KKR Raises Record $6.4 Billion for Asia Fund in Infrastructure Rush

 KKR Sets New Record with $6.4 Billion Raised for Asian Infrastructure Fund

KKR has achieved a milestone by raising a record $6.4 billion for its latest Asian infrastructure fund, marking a period of intense investment activity in the sector amidst a broader slowdown in private equity fundraising.

With the introduction of a second fund, the New York-listed private equity firm's Asian infrastructure arm now manages $13 billion in assets. Notably, KKR's investment strategy has predominantly steered clear of China, opting instead to focus on markets like India and Southeast Asia.

In recent months, private equity has shown increased interest in infrastructure investments, particularly in energy transition and digitalization projects. Investors are drawn to the stable, long-term returns that infrastructure assets offer, especially during times of heightened global volatility.

David Luboff, KKR’s co-head of Asia-Pacific and regional head of infrastructure, anticipates heightened deal activity this year, driven by new capital sources such as direct investors alongside traditional private equity players.

The infrastructure sector has witnessed a flurry of activity recently, with asset managers acquiring infrastructure investment firms to gain market access and raising substantial private infrastructure funds.

For instance, BlackRock acquired Global Infrastructure Partners for $12.5 billion to create the world’s largest infrastructure firm, while Macquarie raised over €8 billion for its new European infrastructure fund. Other firms like Blackstone, Stonepeak, and I Squared Capital have also signaled increased interest in the space.

KKR's Asia Pacific Infrastructure Partners II fund, at $6.4 billion, is now the largest pan-regional infrastructure-dedicated fund. Luboff emphasized that the fund would leverage modestly in deals and concentrate on geographies with supportive regulatory frameworks and ample opportunities.

Although KKR has made significant investments in countries like India, South Korea, Singapore, and Australia, it has largely avoided deals in China from its Asian infrastructure funds. Luboff highlighted that less than 2% of the infrastructure equity has been allocated to China due to more favorable opportunities in other markets.

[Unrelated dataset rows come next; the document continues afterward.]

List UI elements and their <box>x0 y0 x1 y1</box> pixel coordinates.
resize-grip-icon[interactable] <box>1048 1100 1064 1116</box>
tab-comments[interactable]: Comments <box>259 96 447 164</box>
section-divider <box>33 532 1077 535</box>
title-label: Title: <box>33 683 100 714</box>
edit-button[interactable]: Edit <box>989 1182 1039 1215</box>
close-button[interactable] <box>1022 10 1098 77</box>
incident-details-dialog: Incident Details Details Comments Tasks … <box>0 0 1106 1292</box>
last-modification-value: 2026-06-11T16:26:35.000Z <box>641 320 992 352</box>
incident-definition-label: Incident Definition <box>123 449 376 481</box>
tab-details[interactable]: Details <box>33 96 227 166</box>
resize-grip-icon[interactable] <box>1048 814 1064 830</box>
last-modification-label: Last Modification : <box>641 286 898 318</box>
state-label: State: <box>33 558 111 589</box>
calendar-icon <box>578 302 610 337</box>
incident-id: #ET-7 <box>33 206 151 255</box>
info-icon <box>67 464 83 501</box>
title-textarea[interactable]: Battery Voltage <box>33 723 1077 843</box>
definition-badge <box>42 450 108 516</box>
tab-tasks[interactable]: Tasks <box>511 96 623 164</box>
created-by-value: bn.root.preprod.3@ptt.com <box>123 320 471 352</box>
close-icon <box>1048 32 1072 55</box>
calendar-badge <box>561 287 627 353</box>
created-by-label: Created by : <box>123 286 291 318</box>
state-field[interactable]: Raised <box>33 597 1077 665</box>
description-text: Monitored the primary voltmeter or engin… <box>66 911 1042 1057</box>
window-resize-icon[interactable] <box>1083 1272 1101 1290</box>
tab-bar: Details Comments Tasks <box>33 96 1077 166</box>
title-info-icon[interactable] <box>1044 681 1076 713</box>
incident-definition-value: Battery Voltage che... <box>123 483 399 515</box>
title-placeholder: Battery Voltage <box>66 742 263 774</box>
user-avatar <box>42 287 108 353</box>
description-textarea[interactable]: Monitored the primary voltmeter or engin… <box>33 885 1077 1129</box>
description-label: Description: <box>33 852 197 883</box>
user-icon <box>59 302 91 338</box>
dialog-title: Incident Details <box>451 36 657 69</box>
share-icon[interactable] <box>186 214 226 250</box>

Investors in KKR's fund hail from various regions, including Asia, the Middle East, Europe, and North America, reflecting a diversified investor base.

Despite the enthusiasm for infrastructure investments, concerns linger regarding private equity's approach to cost-cutting and service reduction, particularly in industries like utilities. However, Luboff emphasized KKR's commitment to operating with a social license and considering the broader impact of its investments on society.

In summary, KKR's record fundraising underscores the growing interest in infrastructure investments in the Asian region, despite challenges and concerns surrounding the sector's practices and dynamics.